When reading about this I kept thinking about Jim Collins' interview on the Tim Ferriss Show. Collins claims that all of his projects have started because of a deep sense of curiosity, nothing more. It might not be the best example, but he also has range and has changed areas and focus multiple times throughout his career.
The challenge we all face is how to maintain the benefits of breadth, diverse experience, interdisciplinary thinking, and delayed concentration in a world that increasingly incentivizes, even demands, hyper-specialization.
One question that I couldn’t answer reading this book was about the limits of range. I would argue that there is probably an upper limit to how many fields we can be involved in, but this upper limit may be very high so we will never get to the point of diminishing returns.
What is clear though is that the worst situation one can possibly be is one in which there’s no depth nor breadth:
Inventors who had neither significant depth nor breadth—they rarely made an impact.
An approach to avoid this seems to be to become an expert (or close to one) in one or two fields and then let your curiosity roam free to try whatever catches your interest. Over time you’ll be able to draw ideas and connections from your very wide and some times deep knowledge.
I’ll work hard to always stay an amateur in many fields. After all, as art historian Sara Lewis put it
“Amateur” did not originate as an insult, but comes from the Latin word for a person who adores a particular endeavor.
Notable characters with range#
- Jack Cecchini is a guitar player, probably one of the best the world has seen. I didn’t know about him before reading this book and was quite impressed. Epstein uses him as an example of somebody with range that went through sampling periods before settling on the guitar as his instrument.
- Nicolas Appert. The inventor of airtight food conservation.
- Arturo Casadevall. A scientist and professor that is trying to change the specialization mentality of Universities.
- Gunpei Yokoi. Check out his “lateral thinking with withered technology” philosophy.
- The Einstellung Effect. This concept is related to the expert problem and the Law of the Instrument.

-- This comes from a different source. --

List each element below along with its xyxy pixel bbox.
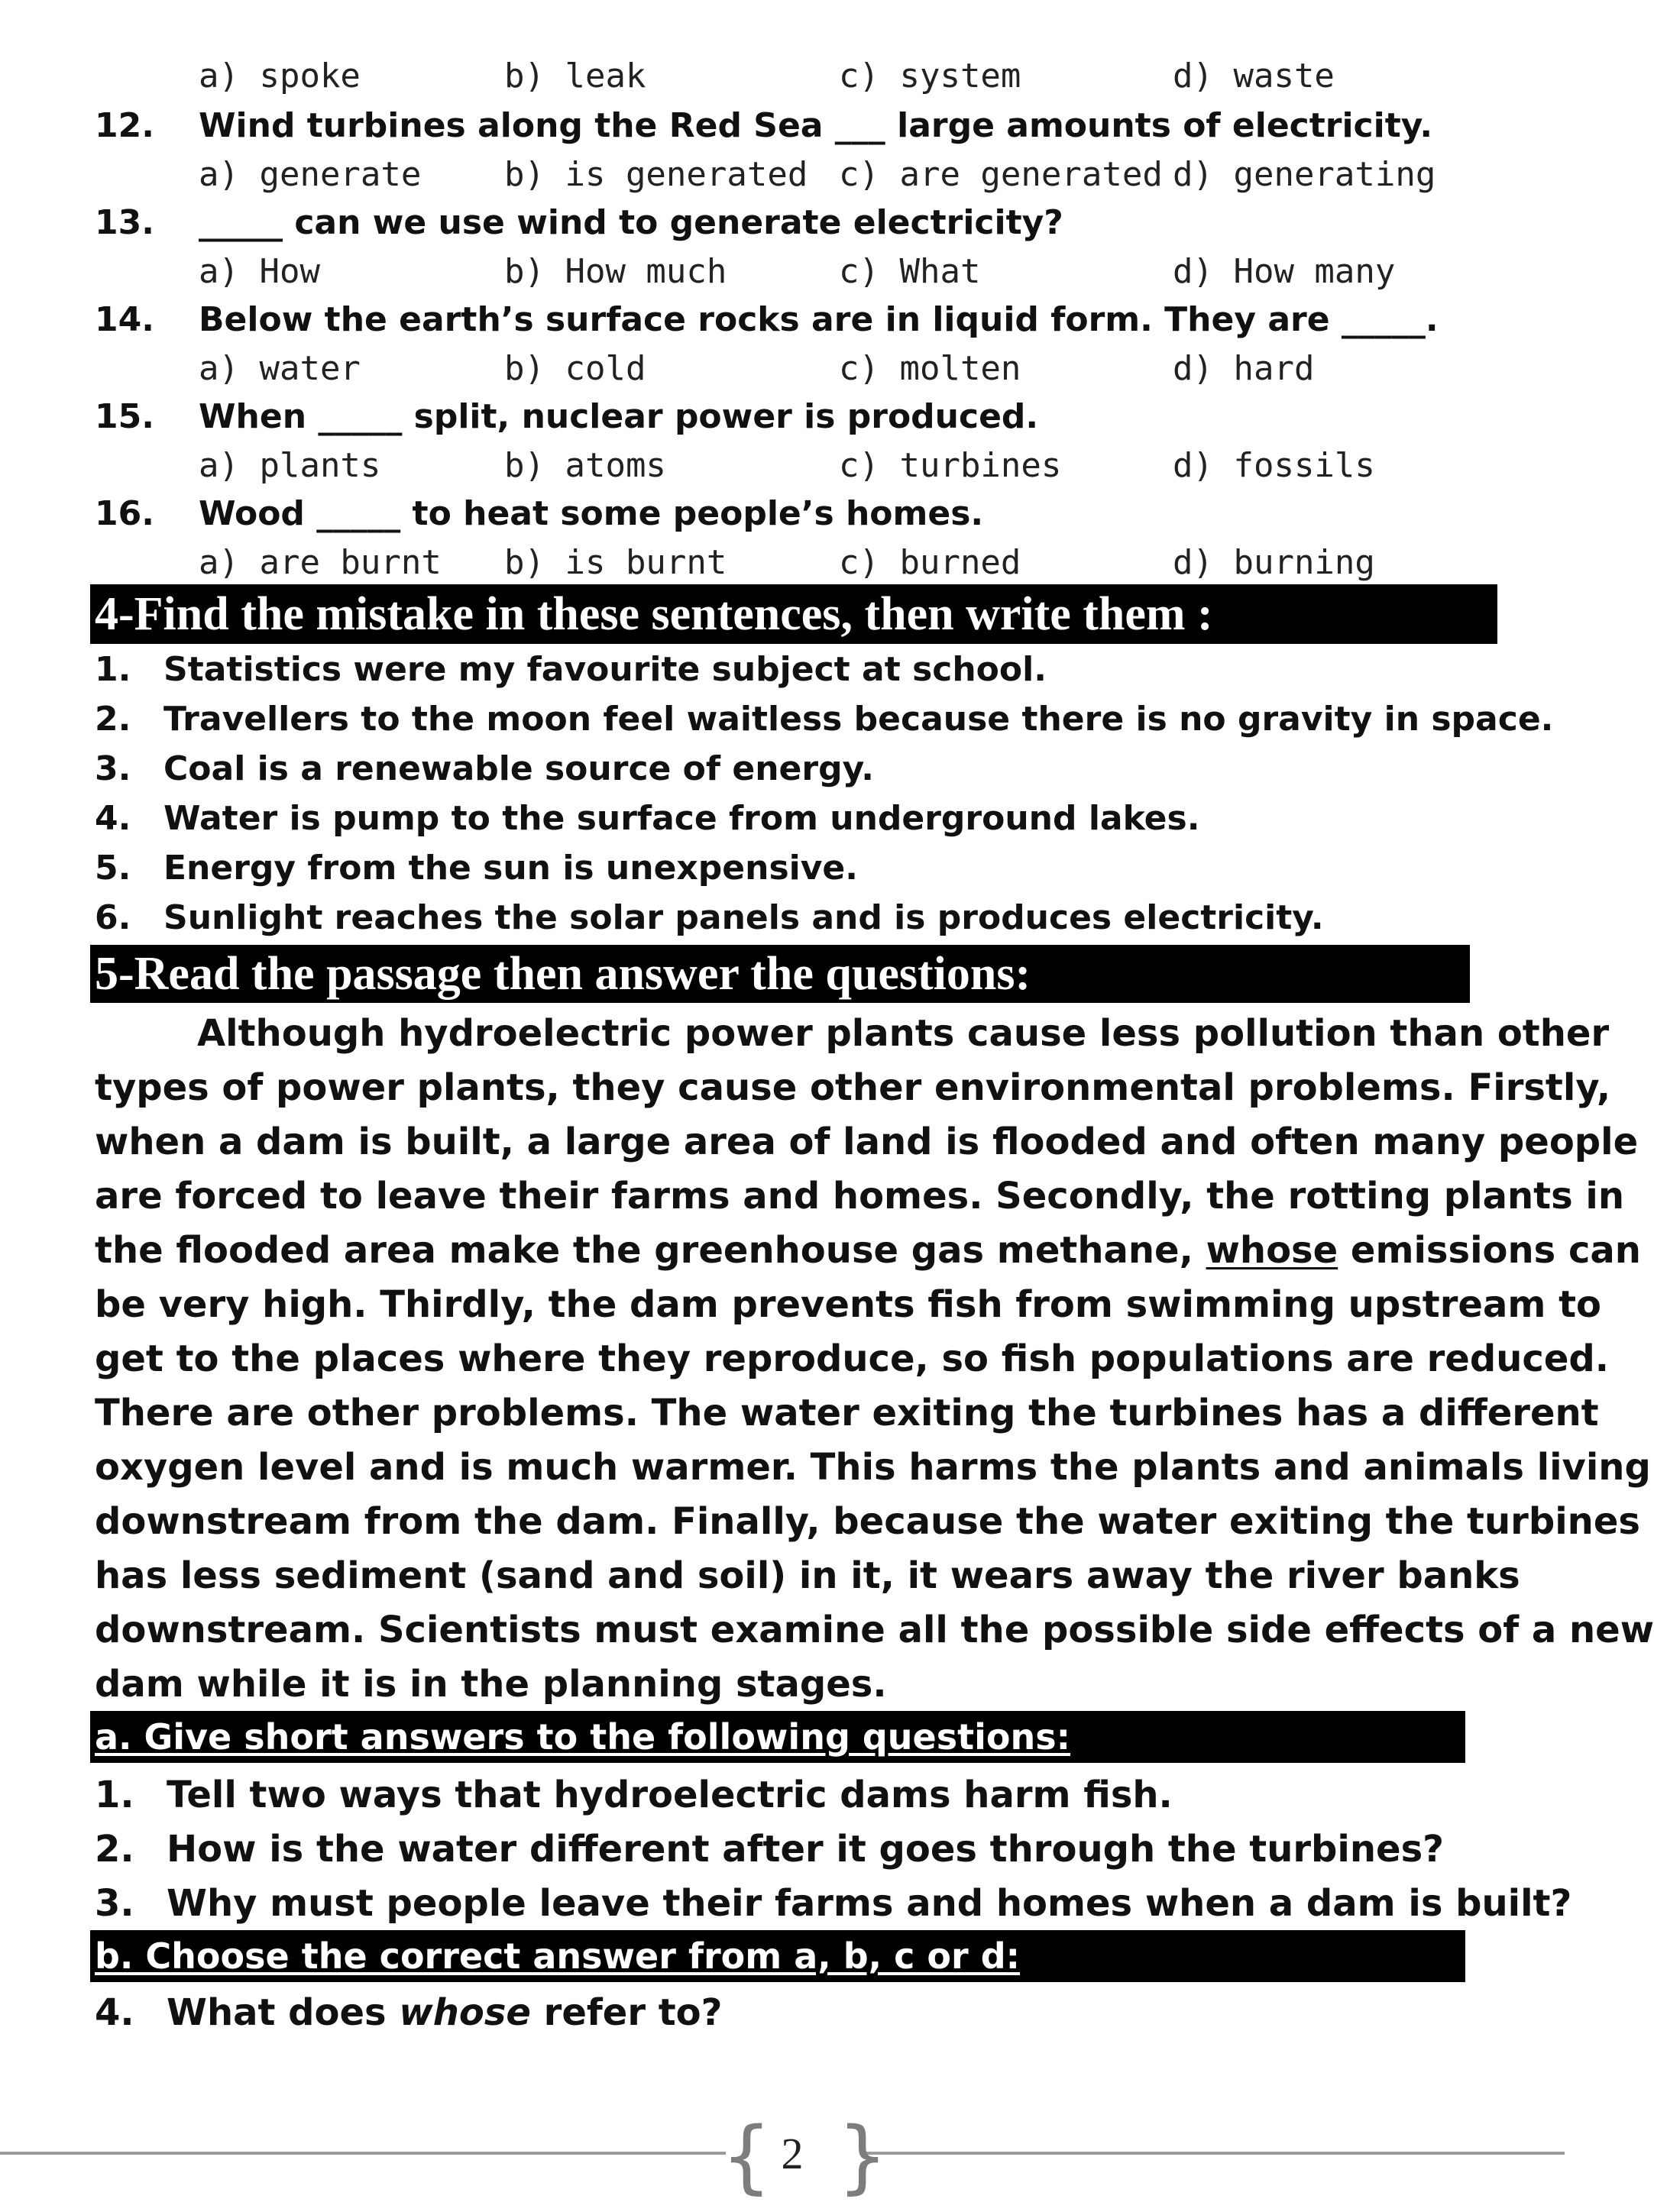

- Match Quality “is a term economists use to describe the degree of fit between the work someone does and who they are—their abilities and proclivities.”
- Cognitive entrenchment. This is another cognitive bias that is related to the expert problem. The more we become familiar with a concept or a tool, the more we start repeating ourselves. This concept is particularly interesting when applied to successful companies: as they grow due to the success of a particular product they stop innovating and creating disrupting products because they increasingly “become entrenched” in the solutions that worked for them in the past. To mitigate this we must keep a “beginner’s mind”.